In recent years, bridge loans have gained in popularity because of the growth of the mortgage refinance market. |
A bridge loan serves the purpose of getting financing and credit for a homeowner who purchases another home before he sells his existing home. The expectation is that the homeowner would repay the bridge loan with the proceeds from the sale of the existing home as and when it is sold.In the meantime, he or she can have access to easy credit courtesy the bridge loan. This is a popular means of credit for homeowners and hence is the preferred option when they decide to buy a new house without selling the existing house. Hence the loan acts as a “bridge” between two types of financing.

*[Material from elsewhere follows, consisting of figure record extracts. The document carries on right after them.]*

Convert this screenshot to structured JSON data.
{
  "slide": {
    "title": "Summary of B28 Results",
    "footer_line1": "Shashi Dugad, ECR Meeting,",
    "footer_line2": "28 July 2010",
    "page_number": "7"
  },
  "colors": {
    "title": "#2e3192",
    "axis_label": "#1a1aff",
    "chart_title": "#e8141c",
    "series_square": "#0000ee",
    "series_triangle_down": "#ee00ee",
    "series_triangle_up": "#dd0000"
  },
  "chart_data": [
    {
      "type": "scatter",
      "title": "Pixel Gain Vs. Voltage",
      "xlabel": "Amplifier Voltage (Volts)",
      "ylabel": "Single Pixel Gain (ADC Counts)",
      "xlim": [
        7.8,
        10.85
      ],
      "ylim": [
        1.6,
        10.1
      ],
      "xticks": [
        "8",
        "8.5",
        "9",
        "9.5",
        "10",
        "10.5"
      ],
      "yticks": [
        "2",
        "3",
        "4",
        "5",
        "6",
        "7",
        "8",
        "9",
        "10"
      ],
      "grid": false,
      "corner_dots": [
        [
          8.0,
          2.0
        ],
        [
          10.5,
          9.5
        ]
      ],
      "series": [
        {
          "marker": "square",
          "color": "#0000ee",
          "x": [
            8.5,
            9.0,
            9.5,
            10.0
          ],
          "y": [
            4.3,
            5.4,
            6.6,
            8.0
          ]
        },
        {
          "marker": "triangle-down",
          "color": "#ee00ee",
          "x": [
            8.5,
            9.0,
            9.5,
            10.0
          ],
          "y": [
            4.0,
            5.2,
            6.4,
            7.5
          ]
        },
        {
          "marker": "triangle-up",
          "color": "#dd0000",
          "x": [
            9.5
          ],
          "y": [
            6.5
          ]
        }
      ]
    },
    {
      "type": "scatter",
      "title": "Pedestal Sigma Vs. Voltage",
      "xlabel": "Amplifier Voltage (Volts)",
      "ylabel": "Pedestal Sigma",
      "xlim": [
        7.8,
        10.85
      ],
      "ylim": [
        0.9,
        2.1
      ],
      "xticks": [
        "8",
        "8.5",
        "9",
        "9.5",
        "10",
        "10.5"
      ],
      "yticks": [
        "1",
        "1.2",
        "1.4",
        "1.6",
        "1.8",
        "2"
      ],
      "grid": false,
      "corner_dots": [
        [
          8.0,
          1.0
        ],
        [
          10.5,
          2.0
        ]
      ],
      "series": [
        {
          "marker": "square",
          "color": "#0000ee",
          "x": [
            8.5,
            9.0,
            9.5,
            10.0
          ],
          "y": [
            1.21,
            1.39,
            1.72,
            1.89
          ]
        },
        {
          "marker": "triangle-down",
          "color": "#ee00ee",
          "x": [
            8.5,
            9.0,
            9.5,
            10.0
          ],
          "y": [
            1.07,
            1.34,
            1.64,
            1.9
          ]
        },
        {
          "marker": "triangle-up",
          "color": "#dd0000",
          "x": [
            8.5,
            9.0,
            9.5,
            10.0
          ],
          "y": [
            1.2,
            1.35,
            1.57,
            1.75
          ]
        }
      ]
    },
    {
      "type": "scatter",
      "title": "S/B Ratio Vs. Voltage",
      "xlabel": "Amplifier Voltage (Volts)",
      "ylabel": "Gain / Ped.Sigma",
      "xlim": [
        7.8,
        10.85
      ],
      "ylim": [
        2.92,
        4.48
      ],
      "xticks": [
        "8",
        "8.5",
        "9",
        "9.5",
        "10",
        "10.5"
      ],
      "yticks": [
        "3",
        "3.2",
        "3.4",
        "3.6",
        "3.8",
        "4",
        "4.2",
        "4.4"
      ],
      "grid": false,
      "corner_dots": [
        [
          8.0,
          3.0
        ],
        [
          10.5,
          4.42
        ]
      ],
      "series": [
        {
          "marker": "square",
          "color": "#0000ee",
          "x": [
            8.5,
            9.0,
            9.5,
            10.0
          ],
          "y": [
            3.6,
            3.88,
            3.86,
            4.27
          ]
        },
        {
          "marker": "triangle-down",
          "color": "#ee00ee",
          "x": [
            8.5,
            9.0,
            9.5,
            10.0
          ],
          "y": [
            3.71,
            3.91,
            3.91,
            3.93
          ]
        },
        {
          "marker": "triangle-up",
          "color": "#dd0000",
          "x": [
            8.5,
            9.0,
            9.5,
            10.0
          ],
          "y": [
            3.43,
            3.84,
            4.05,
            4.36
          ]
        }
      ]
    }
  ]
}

There is no one standard on how bridge loans work. Typically, lenders give away bridge loans on what they perceive makes sense rather than have a set of rules and regulations that adhere to the FICO guidelines. In most cases, the lenders give away bridge loans because of the fact that the borrowers have an existing mortgage and secondly, the homeowners tend to sell the first house quickly and within the duration that the bridge loan is expected to be repaid. The rates for bridge loans vary among lenders and usually the interest rate is around 8-10 percent along with a thousand or so dollars in administrative and setup fees. As outlined above, bridge loans have become quite popular among homeowners wishing to avail of short term financing without having to go through the hassle of longer term loans.